10– “İlim, manâlar arasında zıddına ihtimâl bırakmayacak şekilde, yerini ayırt etmeyi, sağlayan bir sıfattır.” Bu ta’rîf, ilmi (ilim, ma’lûm ile alâkası bulunan bir sıfattır) diye ta’rîf edene göre, tercîh edilmiş bir ta’rîfdir. Ancak ulûm-i âdiyye denilen herkesin bildiği bilgiler, bu ta’rîfin dışında kalmaktadır.
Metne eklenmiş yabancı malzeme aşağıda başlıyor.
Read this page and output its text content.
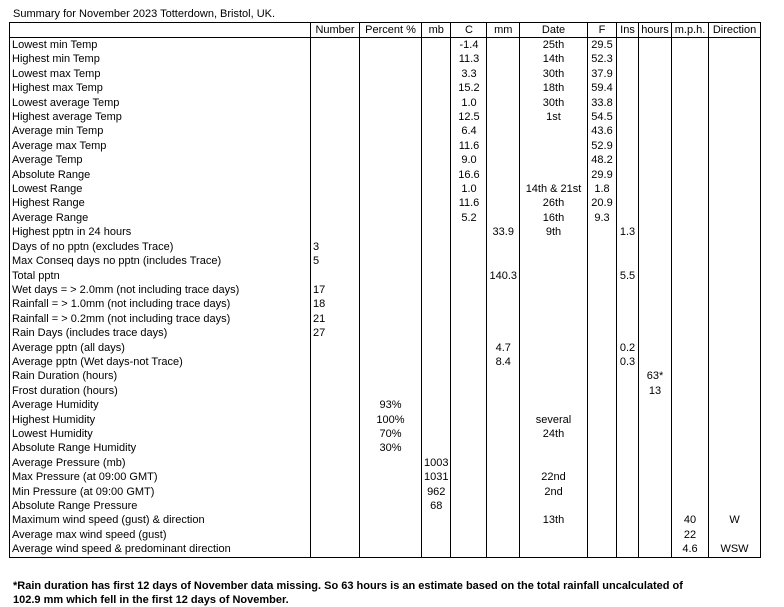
Summary for November 2023 Totterdown, Bristol, UK.
	Number	Percent %	mb	C	mm	Date	F	Ins	hours	m.p.h.	Direction
Lowest min Temp				-1.4		25th	29.5				
Highest min Temp				11.3		14th	52.3				
Lowest max Temp				3.3		30th	37.9				
Highest max Temp				15.2		18th	59.4				
Lowest average Temp				1.0		30th	33.8				
Highest average Temp				12.5		1st	54.5				
Average min Temp				6.4			43.6				
Average max Temp				11.6			52.9				
Average Temp				9.0			48.2				
Absolute Range				16.6			29.9				
Lowest Range				1.0		14th & 21st	1.8				
Highest Range				11.6		26th	20.9				
Average Range				5.2		16th	9.3				
Highest pptn in 24 hours					33.9	9th		1.3			
Days of no pptn (excludes Trace)	3										
Max Conseq days no pptn (includes Trace)	5										
Total pptn					140.3			5.5			
Wet days = > 2.0mm (not including trace days)	17										
Rainfall = > 1.0mm (not including trace days)	18										
Rainfall = > 0.2mm (not including trace days)	21										
Rain Days (includes trace days)	27										
Average pptn (all days)					4.7			0.2			
Average pptn (Wet days-not Trace)					8.4			0.3			
Rain Duration (hours)									63*		
Frost duration (hours)									13		
Average Humidity		93%									
Highest Humidity		100%				several					
Lowest Humidity		70%				24th					
Absolute Range Humidity		30%									
Average Pressure (mb)			1003								
Max Pressure (at 09:00 GMT)			1031			22nd					
Min Pressure (at 09:00 GMT)			962			2nd					
Absolute Range Pressure			68								
Maximum wind speed (gust) & direction						13th				40	W
Average max wind speed (gust)										22	
Average wind speed & predominant direction										4.6	WSW
*Rain duration has first 12 days of November data missing. So 63 hours is an estimate based on the total rainfall uncalculated of 102.9 mm which fell in the first 12 days of November.
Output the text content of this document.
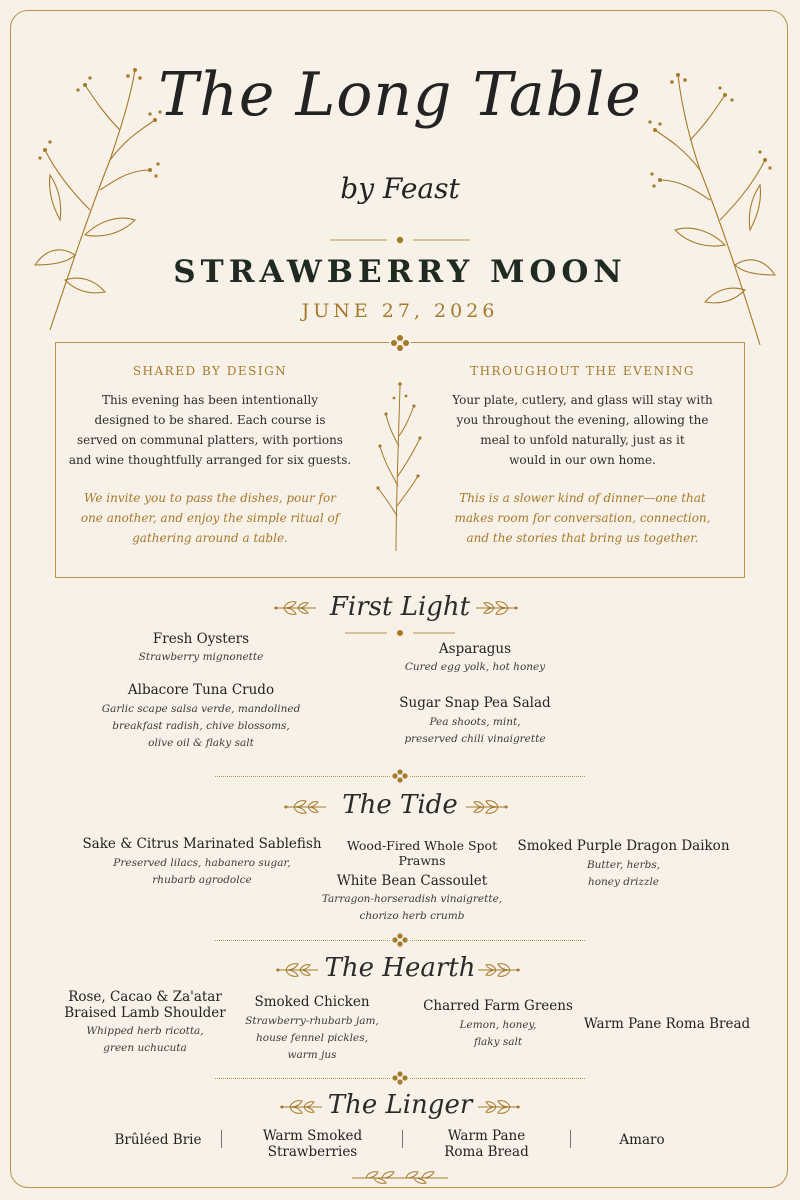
The Long Table
by Feast
STRAWBERRY MOON
JUNE 27, 2026
SHARED BY DESIGN
This evening has been intentionally
designed to be shared. Each course is
served on communal platters, with portions
and wine thoughtfully arranged for six guests.
We invite you to pass the dishes, pour for
one another, and enjoy the simple ritual of
gathering around a table.
THROUGHOUT THE EVENING
Your plate, cutlery, and glass will stay with
you throughout the evening, allowing the
meal to unfold naturally, just as it
would in our own home.
This is a slower kind of dinner—one that
makes room for conversation, connection,
and the stories that bring us together.
First Light
Fresh Oysters
Strawberry mignonette
Albacore Tuna Crudo
Garlic scape salsa verde, mandolined
breakfast radish, chive blossoms,
olive oil & flaky salt
Asparagus
Cured egg yolk, hot honey
Sugar Snap Pea Salad
Pea shoots, mint,
preserved chili vinaigrette
The Tide
Sake & Citrus Marinated Sablefish
Preserved lilacs, habanero sugar,
rhubarb agrodolce
Wood-Fired Whole Spot Prawns
White Bean Cassoulet
Tarragon-horseradish vinaigrette,
chorizo herb crumb
Smoked Purple Dragon Daikon
Butter, herbs,
honey drizzle
The Hearth
Rose, Cacao & Za'atar
Braised Lamb Shoulder
Whipped herb ricotta,
green uchucuta
Smoked Chicken
Strawberry-rhubarb jam,
house fennel pickles,
warm jus
Charred Farm Greens
Lemon, honey,
flaky salt
Warm Pane Roma Bread
The Linger
Brûléed Brie	Warm Smoked
Strawberries
Warm Pane
Roma Bread
Amaro
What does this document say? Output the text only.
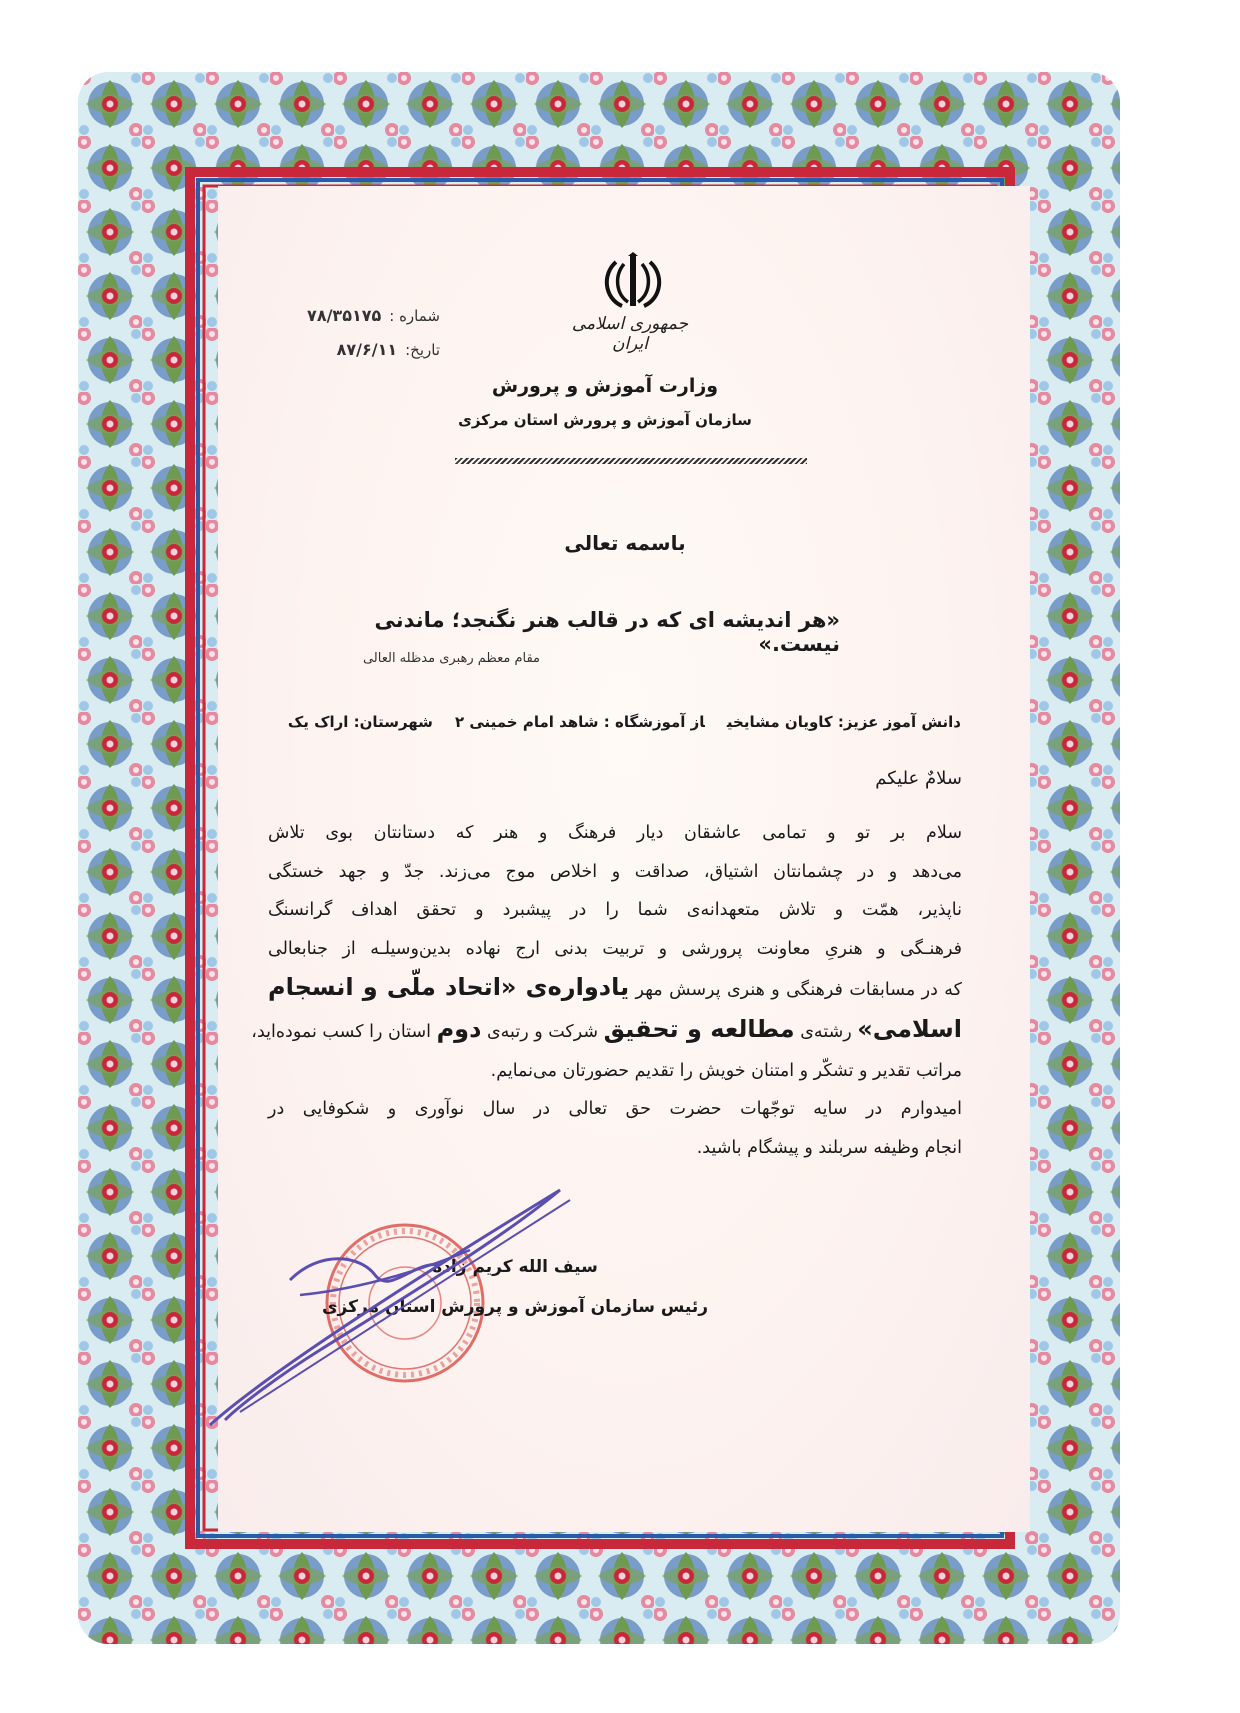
جمهوری اسلامی ایران
شماره :۷۸/۳۵۱۷۵
تاریخ:۸۷/۶/۱۱
وزارت آموزش و پرورش
سازمان آموزش و پرورش استان مرکزی
باسمه تعالی
«هر اندیشه ای که در قالب هنر نگنجد؛ ماندنی نیست.»
مقام معظم رهبری مدظله العالی
دانش آموز عزیز: کاویان مشایخیاز آموزشگاه : شاهد امام خمینی ۲شهرستان: اراک یک
سلامٌ علیکم
سلام بر تو و تمامی عاشقان دیار فرهنگ و هنر که دستانتان بوی تلاش
می‌دهد و در چشمانتان اشتیاق، صداقت و اخلاص موج می‌زند. جدّ و جهد خستگی
ناپذیر، همّت و تلاش متعهدانه‌ی شما را در پیشبرد و تحقق اهداف گرانسنگ
فرهنـگی و هنریِ معاونت پرورشی و تربیت بدنی ارج نهاده بدین‌وسیلـه از جنابعالی
که در مسابقات فرهنگی و هنری پرسش مهر یادواره‌ی «اتحاد ملّی و انسجام
اسلامی» رشته‌ی مطالعه و تحقیق شرکت و رتبه‌ی دوم استان را کسب نموده‌اید،
مراتب تقدیر و تشکّر و امتنان خویش را تقدیم حضورتان می‌نمایم.
امیدوارم در سایه توجّهات حضرت حق تعالی در سال نوآوری و شکوفایی در
انجام وظیفه سربلند و پیشگام باشید.
سیف الله کریم زاده
رئیس سازمان آموزش و پرورش استان مرکزی
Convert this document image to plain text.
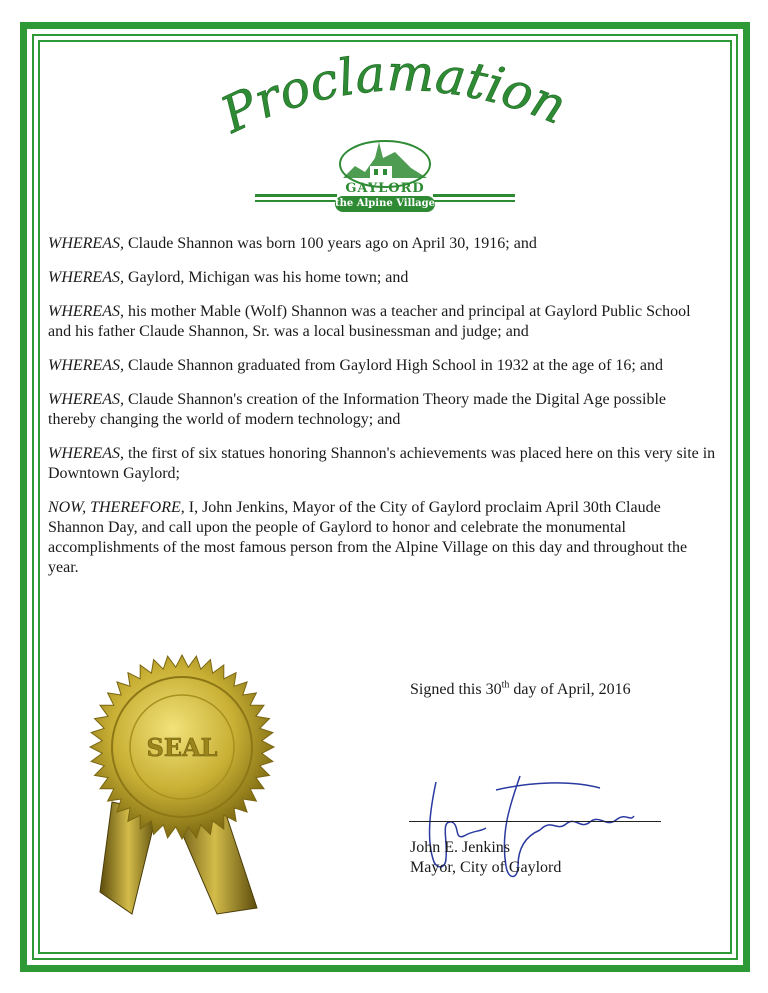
Proclamation
GAYLORD
the Alpine Village

WHEREAS, Claude Shannon was born 100 years ago on April 30, 1916; and

WHEREAS, Gaylord, Michigan was his home town; and

WHEREAS, his mother Mable (Wolf) Shannon was a teacher and principal at Gaylord Public School and his father Claude Shannon, Sr. was a local businessman and judge; and

WHEREAS, Claude Shannon graduated from Gaylord High School in 1932 at the age of 16; and

WHEREAS, Claude Shannon's creation of the Information Theory made the Digital Age possible thereby changing the world of modern technology; and

WHEREAS, the first of six statues honoring Shannon's achievements was placed here on this very site in Downtown Gaylord;

NOW, THEREFORE, I, John Jenkins, Mayor of the City of Gaylord proclaim April 30th Claude Shannon Day, and call upon the people of Gaylord to honor and celebrate the monumental accomplishments of the most famous person from the Alpine Village on this day and throughout the year.

SEAL
Signed this 30th day of April, 2016
John E. Jenkins
Mayor, City of Gaylord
Meselâ, dahâ önce görülmüş olan bir dağ, şimdi altına dönüşmüş değilse de, hârikulâde bir hâdise olarak bu iş câiz olduğundan, o dağın altına dönüşmesi muhtemeldir.
11– “İlim, zıddına ihtimâl bırakmayacak şekilde manâları birbirinden ayırmaktan ibârettir.” Bu ta’rîf, (ilim, âlim ile ma’lûm arasındaki husûsî alâkanın kendisidir) diye ta’rîf eden kelâm âlimleri tarafından tercîh edilmiştir.
12– “İlim, öyle bir sıfattır ki, onunla kendisinden bahsedilen şey, bu sıfata sâhip olan kimseye, şüphe ve tereddüt bulunmayacak şekilde tam olarak açık olur.” Bu ta’rîfin, ilmin mâhiyyetinin en güzel ta’rîfi olduğunu, allâme Seyyid Şerîf Cürcânî hazretleri bildirmiştir.
13– “İlim, bir manânın zihinde başka bir manâya ihtimâl bırakmayacak şekilde meydâna gelmesidir.” Bu ta’rîf, kelâm âlimlerinden Âmidîye âittir.